By the 1890s, University of Minnesota agronomist Willet Hays developed a hybrid specifically for the state's harsh climate. The seed variety matured upwards of forty percent faster than previous crops and produced high yields for livestock feed and grain markets. He named it “Minnesota 13.” Local farmers adopted it, and the state's corn crop flourished: Minnesota grew 800,000 acres of corn in 1900, a figure that more than doubled to 2.2 million acres by 1911. Growth continued through World War I. Unfortunately, an abrupt change in market conditions after the war changed everything—though not in the way farmers expected.
When the wartime boom ended, rural America fell into an agricultural recession years before the Great Depression. Commodity prices bottomed out, and corn that sold for $1.30 per bushel in 1919 fetched just forty-three cents by 1920—a 67% drop that left farmers unable to cover seed costs. They became desperate. Farmers had an overabundance of crops, but no one was willing—or able—to pay for them. Land values dropped precipitously, and many held mortgages beyond the value of their farms. They were financially underwater. They needed to feed their families, so some took their surplus Minnesota 13 corn in another direction.
They turned it into moonshine. National Prohibition had made it illegal to manufacture, sell, or transport liquor, but Stearns County farmers faced an unfathomable choice: risk foreclosure and hunger, or break the law. Many chose the latter. They believed that while transporting bootleg alcohol was illegal, it was not immoral.
It just so happened that good water and good corn made good whiskey. Farmers had access to good water, and thanks to the U of M, had good corn—“Minnesota 13”—in abundance. Distillers created a high-quality, powerful but smooth moonshine that earned a regional reputation. The whiskey appropriated the corn's name, and “Minnesota 13” became sought-after bootleg white whiskey in speakeasies across the Upper Midwest.
There was no specific recipe. While the core product used Minnesota 13 corn to produce a white whiskey, variations emerged. Distillers from different Stearns County cities branded their moonshine as such: Avon “Minnesota 13,” Melrose “Minnesota 13,” Holdingford “Minnesota 13.” The county became a hub of the bootlegging trade, and Holdingford was known locally as the state's unofficial moonshine capital.
It was dangerous work. Federal Prohibition officers frequented the area looking for illegal stills. Those caught risked being incarcerated in places like Leavenworth Prison, often serving three months to three years. Worse yet, they left their families without financial means to support themselves. Local officials were less concerned. Yes—people making moonshine were breaking the law, but they were doing it to get by. Those that ran afoul of the law were not hardened criminals. They were people they went to church with, neighbors they waved at in town. They were trying to save their farms. Everybody did it—if a person didn’t manufacture or sell “Minnesota 13,” they drank it.

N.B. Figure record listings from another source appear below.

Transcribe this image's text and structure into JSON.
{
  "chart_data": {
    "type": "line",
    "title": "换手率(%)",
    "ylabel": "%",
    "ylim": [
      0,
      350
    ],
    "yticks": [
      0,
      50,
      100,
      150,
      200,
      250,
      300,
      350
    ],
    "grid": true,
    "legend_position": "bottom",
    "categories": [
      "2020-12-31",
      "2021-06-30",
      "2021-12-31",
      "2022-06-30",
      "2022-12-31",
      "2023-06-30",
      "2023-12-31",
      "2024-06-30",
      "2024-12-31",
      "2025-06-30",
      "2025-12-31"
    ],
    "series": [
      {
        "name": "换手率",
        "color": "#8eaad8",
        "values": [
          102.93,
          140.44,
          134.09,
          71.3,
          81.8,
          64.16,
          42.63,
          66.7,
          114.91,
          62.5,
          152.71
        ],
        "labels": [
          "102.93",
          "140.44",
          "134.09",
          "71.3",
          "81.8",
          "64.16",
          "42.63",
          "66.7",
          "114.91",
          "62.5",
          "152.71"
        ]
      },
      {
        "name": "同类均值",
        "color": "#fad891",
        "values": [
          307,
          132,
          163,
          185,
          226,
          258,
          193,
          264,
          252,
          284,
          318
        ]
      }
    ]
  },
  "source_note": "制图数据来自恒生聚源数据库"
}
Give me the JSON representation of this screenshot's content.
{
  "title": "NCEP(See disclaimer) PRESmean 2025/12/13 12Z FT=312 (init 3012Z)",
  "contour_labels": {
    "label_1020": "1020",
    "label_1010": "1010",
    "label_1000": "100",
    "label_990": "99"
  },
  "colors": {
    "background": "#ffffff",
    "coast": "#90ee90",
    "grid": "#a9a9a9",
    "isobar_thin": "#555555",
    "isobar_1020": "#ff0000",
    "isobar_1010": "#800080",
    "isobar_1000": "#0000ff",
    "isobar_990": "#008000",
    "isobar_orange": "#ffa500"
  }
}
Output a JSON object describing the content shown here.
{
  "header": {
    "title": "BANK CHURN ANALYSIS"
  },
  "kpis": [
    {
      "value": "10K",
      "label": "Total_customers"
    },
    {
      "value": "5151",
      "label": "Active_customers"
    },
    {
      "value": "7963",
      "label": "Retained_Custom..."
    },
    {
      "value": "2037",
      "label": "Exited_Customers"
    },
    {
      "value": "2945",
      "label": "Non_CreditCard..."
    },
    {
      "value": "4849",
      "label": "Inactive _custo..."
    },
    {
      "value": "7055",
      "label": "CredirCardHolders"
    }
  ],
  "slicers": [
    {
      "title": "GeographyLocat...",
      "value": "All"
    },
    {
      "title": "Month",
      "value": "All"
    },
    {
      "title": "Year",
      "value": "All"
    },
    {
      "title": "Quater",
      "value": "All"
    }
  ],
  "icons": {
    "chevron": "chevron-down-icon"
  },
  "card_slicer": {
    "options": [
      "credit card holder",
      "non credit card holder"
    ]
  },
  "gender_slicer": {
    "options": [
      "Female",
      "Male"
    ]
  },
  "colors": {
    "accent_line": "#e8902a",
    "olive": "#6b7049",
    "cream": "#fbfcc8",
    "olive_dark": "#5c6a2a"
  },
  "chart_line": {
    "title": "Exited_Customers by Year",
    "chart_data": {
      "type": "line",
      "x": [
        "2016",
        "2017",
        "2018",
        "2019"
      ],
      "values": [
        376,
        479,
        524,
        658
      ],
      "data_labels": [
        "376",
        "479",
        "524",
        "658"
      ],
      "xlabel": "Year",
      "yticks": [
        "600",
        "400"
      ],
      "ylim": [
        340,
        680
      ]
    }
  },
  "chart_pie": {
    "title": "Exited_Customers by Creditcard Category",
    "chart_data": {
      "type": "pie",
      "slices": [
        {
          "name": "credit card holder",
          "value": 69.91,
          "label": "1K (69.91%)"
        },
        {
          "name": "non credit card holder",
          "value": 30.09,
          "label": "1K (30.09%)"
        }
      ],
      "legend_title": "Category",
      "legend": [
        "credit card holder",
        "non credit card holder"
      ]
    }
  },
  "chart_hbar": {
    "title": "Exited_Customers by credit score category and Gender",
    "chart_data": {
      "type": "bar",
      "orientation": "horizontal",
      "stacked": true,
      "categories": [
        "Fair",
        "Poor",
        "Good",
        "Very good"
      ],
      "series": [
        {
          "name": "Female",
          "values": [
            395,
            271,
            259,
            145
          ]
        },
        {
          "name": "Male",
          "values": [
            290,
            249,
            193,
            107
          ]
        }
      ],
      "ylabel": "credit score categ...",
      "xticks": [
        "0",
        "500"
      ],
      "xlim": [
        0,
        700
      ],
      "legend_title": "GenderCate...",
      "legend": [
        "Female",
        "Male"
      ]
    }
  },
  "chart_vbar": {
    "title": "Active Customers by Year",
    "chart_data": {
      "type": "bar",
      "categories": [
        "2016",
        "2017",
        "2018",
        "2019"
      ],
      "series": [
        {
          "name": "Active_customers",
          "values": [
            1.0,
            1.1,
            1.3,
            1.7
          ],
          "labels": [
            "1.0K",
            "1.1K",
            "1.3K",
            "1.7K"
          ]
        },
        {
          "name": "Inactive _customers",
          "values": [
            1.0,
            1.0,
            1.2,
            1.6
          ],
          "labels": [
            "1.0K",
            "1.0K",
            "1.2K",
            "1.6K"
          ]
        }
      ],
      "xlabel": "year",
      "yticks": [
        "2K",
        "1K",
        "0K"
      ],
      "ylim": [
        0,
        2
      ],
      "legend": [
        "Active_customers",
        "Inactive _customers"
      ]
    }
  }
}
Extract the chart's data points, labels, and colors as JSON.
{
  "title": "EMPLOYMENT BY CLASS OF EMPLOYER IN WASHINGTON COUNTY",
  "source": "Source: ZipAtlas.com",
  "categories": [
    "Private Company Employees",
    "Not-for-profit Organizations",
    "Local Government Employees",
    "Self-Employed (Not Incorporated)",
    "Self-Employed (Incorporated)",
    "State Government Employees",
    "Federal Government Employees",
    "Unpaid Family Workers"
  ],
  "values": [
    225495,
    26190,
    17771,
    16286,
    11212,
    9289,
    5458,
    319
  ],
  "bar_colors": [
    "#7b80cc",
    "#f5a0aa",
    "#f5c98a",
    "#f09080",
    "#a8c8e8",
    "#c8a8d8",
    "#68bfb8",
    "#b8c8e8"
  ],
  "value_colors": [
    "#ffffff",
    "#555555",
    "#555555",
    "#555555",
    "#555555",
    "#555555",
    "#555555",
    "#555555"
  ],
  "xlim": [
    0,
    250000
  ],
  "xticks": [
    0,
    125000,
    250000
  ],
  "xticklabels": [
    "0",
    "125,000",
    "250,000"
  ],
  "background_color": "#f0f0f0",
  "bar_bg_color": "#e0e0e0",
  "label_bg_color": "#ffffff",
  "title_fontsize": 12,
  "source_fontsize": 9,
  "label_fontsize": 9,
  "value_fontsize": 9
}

“Running moon” was lucrative. Farmers could get upwards of $3 a gallon for moonshine whiskey—significantly more than they had earned for their crops, even in the best conditions. In little time, moonshine stills were hidden on and around farms throughout Stearns County. It was a constant game of hide-and-seek between moonshiners and Federal agents. During Prohibition, agents discovered upwards of twenty illegal stills in the county each month.
The practice continued after the repeal of the 18th Amendment, though to a much smaller degree. In 1933—mere months before Prohibition ended—crop prices recovered, tripling between March and July, and farm income doubled. Farmers no longer needed to risk breaking the law to keep their farms, and many returned to selling their crops the traditional way. Not everyone, though. Some viewed the potential financial reward as greater than the risks. When Prohibition ended, it became about skirting tax laws. Enforcement agents continued to find stills in the county, though not nearly as many. One of the state's last official raids of an illegal moonshine distillery occurred in Stearns County in 1964.
While illicit whiskey faded into folklore, Minnesota 13 corn earned a new legacy. By the twenty-first century, it was recognized as a heritage variety—celebrated for helping establish Minnesota as a major corn-producing state, not for bootlegging.